The Employers' Association

The Employers’ Association (TEA) is a not-for-profit employers’ association, formed in 1939, with offices in Grand Rapids serving the West Michigan employer community. We help more than 600 member companies maximize employee productivity and minimize employer liability through human resources and management advice, training, survey data, and consulting services.

TEA is in the business of helping people. This blog is intended to address human issues, concerns and the things that impact people - be they self-perpetuated or externally imposed. Feel free to respond to the thoughts presented here, for without each other, we are nothing!

Monday, March 10, 2014


Far too many people think that moving away from a situation – that picking up and starting over – is all they need to do to begin a new life and experience different results given the same effort.  They feel that changing the environment around will drastically alter their lives – will magically cause them to react differently to situations or choose different courses of action.  Not surprisingly, when individuals run away from their worlds they rarely run away from themselves (so “picking up and starting over” accomplishes very little).

People tend to maximize the impact others have on their failures while minimizing their own contribution to negative results.  Likewise, they maximize their personal contributions towards any success while discounting the contribution of others.  They DO NOT realize that distancing themselves from a situation or problem does nothing to eliminate one of the major factors that are tough to run from – that being the person they see whenever they look in a mirror.  We can run from places, situations, relationships and the ramifications of the choices we make but we cannot alter “who we are” or how we react by simply positioning ourselves in a different space or time.  When recognizing the need for change and identifying the steps needed to implement it, “the monster in the closet” that needs addressing is often “us” (and the things we do) rather than “them” (or the things done to us).  Identifying and owning our own role in creating a roadblock to success is vital if we are to overcome the obstacles in front of us.  Realistically establishing what role we played in the success of an endeavor (rather than claiming all the credit while shifting all the blame) will help build “transferable problem solving skills” that will serve us well.

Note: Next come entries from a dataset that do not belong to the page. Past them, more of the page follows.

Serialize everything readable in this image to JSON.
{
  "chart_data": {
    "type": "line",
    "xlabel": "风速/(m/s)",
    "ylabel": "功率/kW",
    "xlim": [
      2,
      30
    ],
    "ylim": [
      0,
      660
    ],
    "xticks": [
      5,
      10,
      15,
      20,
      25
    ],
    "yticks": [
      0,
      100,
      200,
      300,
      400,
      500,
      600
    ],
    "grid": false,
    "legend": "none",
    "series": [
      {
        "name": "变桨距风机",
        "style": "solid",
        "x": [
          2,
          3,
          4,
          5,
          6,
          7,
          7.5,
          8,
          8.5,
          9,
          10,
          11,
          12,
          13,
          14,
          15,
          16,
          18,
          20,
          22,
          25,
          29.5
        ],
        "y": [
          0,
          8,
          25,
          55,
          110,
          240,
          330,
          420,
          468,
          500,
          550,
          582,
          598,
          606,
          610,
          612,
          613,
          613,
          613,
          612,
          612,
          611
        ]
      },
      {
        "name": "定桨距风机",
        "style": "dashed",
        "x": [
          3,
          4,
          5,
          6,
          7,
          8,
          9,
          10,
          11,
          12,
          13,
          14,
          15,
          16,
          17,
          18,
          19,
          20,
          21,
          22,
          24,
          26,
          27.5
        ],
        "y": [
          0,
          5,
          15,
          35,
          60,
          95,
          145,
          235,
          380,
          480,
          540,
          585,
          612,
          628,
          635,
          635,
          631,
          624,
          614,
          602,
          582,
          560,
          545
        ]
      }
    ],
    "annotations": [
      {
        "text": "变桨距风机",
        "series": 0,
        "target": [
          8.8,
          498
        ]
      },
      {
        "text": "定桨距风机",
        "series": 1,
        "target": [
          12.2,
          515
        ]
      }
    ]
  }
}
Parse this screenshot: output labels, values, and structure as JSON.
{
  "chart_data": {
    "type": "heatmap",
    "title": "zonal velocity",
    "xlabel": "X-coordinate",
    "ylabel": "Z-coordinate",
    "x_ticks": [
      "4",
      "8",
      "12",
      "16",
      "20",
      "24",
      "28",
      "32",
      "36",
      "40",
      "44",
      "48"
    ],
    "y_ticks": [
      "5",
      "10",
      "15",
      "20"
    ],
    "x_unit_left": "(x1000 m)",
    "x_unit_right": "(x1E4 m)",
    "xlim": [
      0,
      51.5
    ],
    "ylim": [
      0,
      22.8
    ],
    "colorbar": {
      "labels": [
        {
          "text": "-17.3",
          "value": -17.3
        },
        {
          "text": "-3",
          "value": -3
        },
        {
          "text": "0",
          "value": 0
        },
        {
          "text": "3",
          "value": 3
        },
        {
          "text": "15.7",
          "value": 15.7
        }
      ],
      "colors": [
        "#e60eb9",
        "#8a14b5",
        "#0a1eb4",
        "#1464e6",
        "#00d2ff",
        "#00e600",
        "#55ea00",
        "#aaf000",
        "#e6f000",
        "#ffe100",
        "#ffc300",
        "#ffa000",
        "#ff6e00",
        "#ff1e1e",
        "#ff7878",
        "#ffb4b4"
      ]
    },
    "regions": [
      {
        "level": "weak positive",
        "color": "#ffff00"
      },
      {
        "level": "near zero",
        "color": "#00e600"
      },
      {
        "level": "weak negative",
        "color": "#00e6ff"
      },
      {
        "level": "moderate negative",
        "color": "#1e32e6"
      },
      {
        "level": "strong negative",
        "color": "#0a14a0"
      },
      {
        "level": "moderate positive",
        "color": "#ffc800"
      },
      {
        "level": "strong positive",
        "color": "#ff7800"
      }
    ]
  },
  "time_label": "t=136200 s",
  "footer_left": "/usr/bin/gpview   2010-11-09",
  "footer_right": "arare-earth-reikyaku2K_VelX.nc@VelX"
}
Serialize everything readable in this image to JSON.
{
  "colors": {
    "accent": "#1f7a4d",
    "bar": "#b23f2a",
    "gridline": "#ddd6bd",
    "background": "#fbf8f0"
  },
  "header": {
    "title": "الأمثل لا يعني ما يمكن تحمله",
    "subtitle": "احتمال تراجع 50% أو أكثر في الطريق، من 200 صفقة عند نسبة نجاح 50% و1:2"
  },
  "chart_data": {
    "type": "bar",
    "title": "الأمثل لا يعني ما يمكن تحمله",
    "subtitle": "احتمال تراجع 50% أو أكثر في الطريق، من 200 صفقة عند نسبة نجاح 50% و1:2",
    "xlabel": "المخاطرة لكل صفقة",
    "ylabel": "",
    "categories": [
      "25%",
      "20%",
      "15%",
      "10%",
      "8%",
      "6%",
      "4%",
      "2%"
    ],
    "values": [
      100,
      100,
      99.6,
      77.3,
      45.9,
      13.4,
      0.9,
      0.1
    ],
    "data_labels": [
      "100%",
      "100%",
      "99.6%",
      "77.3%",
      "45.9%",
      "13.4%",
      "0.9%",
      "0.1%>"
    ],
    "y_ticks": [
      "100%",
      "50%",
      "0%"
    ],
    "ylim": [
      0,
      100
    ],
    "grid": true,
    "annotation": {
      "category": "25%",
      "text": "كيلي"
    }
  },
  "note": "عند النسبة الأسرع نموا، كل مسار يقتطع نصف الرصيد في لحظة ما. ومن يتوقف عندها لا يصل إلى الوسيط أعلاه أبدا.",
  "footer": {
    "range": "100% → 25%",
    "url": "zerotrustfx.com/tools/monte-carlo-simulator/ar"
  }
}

Too many people live in a world of “what is” rather than in one of “what if.”  They like to make excuses for
things that happen “to them” rather than identifying and implementing solutions that change or alter “where they are” so they can become “what they wish to be.”  Nobody is going to make us succeed – we must wrap success around ourselves by considering the ramifications of each action we take and the impact that each choice we make has on the world around us.  We cannot run away from “who” we are – we only shift “what” we are to a new location UNLESS we identify our strengths (and utilize them) as well as our weaknesses (and work on them) so we can own the solutions that are developed through the contributions of many (rather than through our own limited knowledge).  Though a new environment might provide a fresh perspective, it will not change what we do or how we do it UNTIL we identify our flaws and intentionally act to change (or overcome) them. We cannot become something different by moving to a new location, beginning a new relationship or taking a new job unless we change, alter or modify ourselves in such a manner that new initiatives and altered perspectives are probabilities rather than remote possibilities.

Change can be good (if it is intentional rather than accidental and responsive or anticipatory rather than reactive) but we should never “change for change sake.”  Before running where brave men refuse to walk we should ask WHY we wish to move, WHAT we plan to do upon arrival and HOW those actions, thoughts or attitudes will be different than the ones we chose to leave behind.  People cannot be “something different” by simply changing their environment – they must change who and what they are (along with where they choose
to exist) if a “fresh start” is to occur.  We must be unafraid to be different - to stand out from the crowd - if we seek to initiate change.  A change in perspective allows for the creation of new thoughts, concepts and processes while a change of environment only provides new grounds upon which old ideas can be planted.

Change does not come easily – we must intentionally invest ourselves if different results are expected – results that cannot occur if we are doing things the same way we always have done them (even if it might be in a different location).  Words describe what one wishes to accomplish - actions (and results) define success.